– Надо же – сколько убежденности; никогда б не подумал… – произнес он, расслабясь и опустив руку с зажатой в ней деревянной флейтой. – И когда же вы сумели понять, майстер инквизитор? Главное – как?
– Считай это чутьем следователя, – ответил Курт сухо, кивнув на его руку: – Флейту, я сказал, брось, Крюгер.
Глава 19
– Что за черт? – проронил Бруно растерянно; Курт дернул локтем, вновь отпихнув подопечного назад, и повторил, повысив голос:
– Брось.
– А иначе – что, майстер инквизитор? – с улыбкой уточнил тот. – Стрелять станете?.. Не думаю. Не убьете же вы сослуживца, напарника, друга, который в вас души не чает?
– Считываешь воспоминания при подселении? В таком случае, ты должен знать, какого мнения обо мне Дитрих – обо мне и о том, что я могу сделать. Брось эту пакость.
– О, да, вынужден признать – немногие сочли бы лестным то, что думает о вас ваш приятель; немногие, но не вы, майстер инквизитор, так?.. – от улыбки, покривившей губы Ланца, стало холодно, хотя, казалось бы, озябнуть больше, чем уже промерз на этом ветру под градом и дождем, было нельзя. – Только вот выводы из его знаний я делаю свои. Знаете, какие? Вы не станете меня убивать. Вы не сделали этого сразу, и с каждым мгновением вам этого все меньше хочется, и уверенности все меньше, и рука уже начинает подрагивать… Вы утомились или же попросту никак не можете убедить себя сжать палец до конца?
– Не надейся, – возразил Курт, поддержав правой ладонью запястье левой руки с арбалетом; рука и впрямь дрожала от усталости, и прежде привычно легкое оружие сейчас казалось тяжелым, как кузнечный молот.
– Кто из вас свихнулся? – оторопело выдавил подопечный, выйдя из-за его спины, но уже не пытаясь приблизиться к тому, кто стоял на краю разрытой могилы, по-прежнему держа в руке флейту; голова Ланца качнулась, и губы изобразили показную усмешку:
– Скептики… Они временами как дети, не находите, майстер инквизитор? «Nisi videro»[142]…

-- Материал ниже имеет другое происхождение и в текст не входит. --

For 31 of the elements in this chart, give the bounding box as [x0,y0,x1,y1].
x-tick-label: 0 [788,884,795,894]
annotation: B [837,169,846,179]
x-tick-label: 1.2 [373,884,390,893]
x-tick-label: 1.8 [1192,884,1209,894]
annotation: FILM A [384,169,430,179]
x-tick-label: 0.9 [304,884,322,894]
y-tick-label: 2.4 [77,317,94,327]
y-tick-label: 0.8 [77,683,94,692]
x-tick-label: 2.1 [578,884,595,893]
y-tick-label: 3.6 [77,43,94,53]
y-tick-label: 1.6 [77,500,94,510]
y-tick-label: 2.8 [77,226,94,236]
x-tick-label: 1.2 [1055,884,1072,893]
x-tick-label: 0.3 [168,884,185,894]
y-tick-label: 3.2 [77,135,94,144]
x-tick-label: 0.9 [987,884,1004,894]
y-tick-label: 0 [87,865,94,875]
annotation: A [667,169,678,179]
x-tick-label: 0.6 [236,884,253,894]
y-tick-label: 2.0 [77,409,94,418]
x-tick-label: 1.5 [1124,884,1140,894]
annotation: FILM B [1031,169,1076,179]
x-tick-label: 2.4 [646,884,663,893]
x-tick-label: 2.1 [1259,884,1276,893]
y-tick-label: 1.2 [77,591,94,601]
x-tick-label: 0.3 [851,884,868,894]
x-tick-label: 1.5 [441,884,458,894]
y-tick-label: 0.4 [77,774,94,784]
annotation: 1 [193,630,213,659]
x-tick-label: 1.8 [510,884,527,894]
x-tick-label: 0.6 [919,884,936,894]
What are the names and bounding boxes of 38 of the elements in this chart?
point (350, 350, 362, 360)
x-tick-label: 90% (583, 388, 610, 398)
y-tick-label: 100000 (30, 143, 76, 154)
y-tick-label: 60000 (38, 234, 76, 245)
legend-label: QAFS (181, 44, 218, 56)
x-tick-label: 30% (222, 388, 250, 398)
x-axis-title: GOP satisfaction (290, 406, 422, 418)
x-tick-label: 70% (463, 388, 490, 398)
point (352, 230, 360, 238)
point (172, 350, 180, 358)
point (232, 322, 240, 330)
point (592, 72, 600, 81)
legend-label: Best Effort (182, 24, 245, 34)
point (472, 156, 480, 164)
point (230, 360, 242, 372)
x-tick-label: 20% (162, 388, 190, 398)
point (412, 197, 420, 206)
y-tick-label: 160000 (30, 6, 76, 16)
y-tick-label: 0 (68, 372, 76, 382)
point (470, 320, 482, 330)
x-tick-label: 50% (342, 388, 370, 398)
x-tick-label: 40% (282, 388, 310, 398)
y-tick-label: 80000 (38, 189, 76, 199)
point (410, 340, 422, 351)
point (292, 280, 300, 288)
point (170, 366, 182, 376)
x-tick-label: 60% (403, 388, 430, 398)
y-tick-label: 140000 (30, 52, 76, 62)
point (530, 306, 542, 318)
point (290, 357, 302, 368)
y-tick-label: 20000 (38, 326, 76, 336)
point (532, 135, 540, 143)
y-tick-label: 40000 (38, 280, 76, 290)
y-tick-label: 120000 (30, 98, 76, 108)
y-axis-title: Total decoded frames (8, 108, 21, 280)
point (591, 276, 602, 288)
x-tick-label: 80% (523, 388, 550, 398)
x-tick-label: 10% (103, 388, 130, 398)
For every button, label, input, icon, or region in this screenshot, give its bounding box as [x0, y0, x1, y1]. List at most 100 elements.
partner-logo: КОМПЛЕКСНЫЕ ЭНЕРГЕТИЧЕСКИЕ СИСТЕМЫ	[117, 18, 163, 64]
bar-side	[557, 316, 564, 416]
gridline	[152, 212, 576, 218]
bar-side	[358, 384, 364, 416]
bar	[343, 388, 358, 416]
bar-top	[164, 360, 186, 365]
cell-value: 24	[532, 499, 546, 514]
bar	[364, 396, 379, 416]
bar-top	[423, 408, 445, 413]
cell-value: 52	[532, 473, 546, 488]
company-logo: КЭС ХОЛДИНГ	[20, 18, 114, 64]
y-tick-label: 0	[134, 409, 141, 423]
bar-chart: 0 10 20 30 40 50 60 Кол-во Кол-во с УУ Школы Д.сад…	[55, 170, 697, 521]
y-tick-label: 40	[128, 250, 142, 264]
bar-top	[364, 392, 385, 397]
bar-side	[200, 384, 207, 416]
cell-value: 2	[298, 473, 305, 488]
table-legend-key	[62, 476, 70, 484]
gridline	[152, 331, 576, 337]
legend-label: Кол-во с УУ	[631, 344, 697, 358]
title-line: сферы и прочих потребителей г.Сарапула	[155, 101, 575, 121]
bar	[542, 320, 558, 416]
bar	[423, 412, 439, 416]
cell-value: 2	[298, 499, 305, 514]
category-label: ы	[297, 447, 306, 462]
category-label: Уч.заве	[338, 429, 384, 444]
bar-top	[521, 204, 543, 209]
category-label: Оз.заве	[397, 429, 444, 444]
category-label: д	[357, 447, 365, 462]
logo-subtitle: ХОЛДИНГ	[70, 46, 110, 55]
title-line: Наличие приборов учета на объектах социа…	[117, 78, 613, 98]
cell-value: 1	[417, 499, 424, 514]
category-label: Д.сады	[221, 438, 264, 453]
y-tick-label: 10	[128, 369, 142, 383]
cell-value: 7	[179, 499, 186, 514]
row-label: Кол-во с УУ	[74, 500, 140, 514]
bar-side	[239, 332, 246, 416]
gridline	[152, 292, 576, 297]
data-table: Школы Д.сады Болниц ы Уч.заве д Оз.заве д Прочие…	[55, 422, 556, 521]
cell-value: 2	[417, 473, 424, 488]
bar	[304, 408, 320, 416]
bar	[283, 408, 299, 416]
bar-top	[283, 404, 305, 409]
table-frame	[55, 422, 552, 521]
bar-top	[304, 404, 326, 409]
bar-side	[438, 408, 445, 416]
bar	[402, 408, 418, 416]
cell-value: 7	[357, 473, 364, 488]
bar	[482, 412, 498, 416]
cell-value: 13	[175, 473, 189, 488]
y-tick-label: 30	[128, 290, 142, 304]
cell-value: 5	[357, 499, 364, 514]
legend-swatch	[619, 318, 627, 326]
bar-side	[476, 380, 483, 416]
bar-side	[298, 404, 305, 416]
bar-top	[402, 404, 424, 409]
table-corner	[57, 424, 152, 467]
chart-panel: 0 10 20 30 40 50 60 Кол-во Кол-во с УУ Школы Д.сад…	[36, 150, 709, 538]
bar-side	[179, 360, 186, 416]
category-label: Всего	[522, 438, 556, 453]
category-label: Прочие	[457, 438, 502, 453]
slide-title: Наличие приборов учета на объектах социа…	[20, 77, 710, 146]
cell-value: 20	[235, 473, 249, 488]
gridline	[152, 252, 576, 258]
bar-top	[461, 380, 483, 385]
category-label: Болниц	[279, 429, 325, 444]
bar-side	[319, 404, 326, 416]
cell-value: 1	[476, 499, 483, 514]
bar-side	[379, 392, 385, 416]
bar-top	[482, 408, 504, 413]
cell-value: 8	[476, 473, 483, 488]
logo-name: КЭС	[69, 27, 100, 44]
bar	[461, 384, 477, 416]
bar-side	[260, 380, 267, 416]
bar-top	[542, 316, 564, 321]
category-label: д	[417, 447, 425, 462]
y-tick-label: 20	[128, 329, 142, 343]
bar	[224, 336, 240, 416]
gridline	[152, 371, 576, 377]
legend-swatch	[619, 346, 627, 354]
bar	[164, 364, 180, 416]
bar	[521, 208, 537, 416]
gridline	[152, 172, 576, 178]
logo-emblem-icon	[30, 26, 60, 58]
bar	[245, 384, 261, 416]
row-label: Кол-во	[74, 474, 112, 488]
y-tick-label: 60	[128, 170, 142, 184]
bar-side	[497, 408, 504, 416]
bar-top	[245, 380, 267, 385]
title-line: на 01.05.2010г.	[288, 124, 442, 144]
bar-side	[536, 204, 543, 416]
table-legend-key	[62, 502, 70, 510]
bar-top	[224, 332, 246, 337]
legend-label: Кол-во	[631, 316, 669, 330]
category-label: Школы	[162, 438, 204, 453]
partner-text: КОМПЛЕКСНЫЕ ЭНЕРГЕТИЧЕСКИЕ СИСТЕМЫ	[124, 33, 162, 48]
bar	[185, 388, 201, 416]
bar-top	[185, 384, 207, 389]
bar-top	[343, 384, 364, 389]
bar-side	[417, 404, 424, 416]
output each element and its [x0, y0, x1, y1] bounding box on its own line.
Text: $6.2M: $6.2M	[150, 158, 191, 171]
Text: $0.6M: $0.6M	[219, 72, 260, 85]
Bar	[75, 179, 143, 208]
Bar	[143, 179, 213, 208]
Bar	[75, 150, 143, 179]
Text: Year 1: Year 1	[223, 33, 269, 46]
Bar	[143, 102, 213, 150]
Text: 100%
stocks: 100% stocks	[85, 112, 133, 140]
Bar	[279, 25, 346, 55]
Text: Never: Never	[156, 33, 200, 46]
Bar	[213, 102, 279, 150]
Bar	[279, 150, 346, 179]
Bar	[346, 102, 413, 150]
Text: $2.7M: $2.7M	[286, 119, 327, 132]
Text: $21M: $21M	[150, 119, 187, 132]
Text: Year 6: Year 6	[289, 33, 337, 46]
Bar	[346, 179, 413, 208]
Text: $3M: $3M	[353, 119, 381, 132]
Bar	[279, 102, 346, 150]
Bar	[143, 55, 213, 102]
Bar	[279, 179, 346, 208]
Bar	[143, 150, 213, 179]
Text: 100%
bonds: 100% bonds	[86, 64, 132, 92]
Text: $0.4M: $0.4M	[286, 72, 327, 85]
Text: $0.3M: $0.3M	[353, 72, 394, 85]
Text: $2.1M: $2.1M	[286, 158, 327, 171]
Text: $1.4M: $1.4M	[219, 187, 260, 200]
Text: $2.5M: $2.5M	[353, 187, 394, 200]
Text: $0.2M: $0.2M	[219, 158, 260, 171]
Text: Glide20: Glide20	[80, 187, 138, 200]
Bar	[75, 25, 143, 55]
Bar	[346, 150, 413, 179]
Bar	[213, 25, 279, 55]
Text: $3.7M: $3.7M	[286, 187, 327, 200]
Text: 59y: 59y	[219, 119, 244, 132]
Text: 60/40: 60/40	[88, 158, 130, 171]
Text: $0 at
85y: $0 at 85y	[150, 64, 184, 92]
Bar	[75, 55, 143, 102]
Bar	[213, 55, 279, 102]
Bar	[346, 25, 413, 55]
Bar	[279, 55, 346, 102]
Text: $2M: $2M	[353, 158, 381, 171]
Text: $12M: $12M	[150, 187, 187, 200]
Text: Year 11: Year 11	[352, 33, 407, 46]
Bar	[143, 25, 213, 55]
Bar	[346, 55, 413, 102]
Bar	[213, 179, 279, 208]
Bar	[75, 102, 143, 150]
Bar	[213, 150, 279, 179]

– Позволь представить, Бруно, – по-прежнему целясь в сослуживца в пяти шагах от себя, выговорил Курт, не оборачиваясь. – Фридрих Крюгер, знаменитый Хамельнский Крысолов, не вполне собственной персоной.
– Знаменитый? – с неподдельным удивлением уточнил голос Ланца. – Польщен… Некоторое время я был, к сожалению, слегка отвлечен от сей действительности – оттуда следить за новостями сложно, как вы понимаете; неужто в самом деле?
– Светской беседы не сложится, Крюгер; брось немедленно эту штуку – и желательно, мне под ноги.
– Прекратите, майстер инквизитор, – поморщился тот. – Чем чаще вы это повторяете, тем все более жалко это выглядит; каждым своим словом вы лишь подтверждаете тот факт, что вреда мне не причините. Не хотите же вы опечалить бедняжку Марту; с каким лицом вы скажете несчастной женщине, что убили ее мужа?
– Почему Дитрих?
На миг все же дрогнул голос, и рука, держащая оружие, едва не опустилась; на один короткий миг показалось, что он прав – тот, кто говорил знакомым голосом, кривя в незнакомой снисходительной улыбке знакомое лицо…
– Почему не кто-то из нас? – проговорил Курт тихо, чувствуя, что устал – устал за эти последние полчаса больше, нежели за весь сегодняшний день, устал думать или не позволять себе думать, подозревая в измене любую слишком навязчивую мысль, рождающуюся в сознании, каждый порыв ветра, каждую градину, бьющую по лицу и мешающую держать прицел ровно, чувствуя, что еще немного – и он усомнится в реальности всего мира вокруг себя, и то, что происходит сейчас – последняя капля, могущая переполнить чашу его терпения…
– Все же вы не против побеседовать, майстер инквизитор? – усмехнулся тот, бросив мимолетный взгляд на флейту в своей руке. – И я не возражаю. Может статься, мы придем к соглашению…
– Почему Дитрих? – повторил Курт, стараясь вернуть твердость в голос и уже не понимая, насколько успешен в этой попытке. – Рядом еще трое на выбор, почему он?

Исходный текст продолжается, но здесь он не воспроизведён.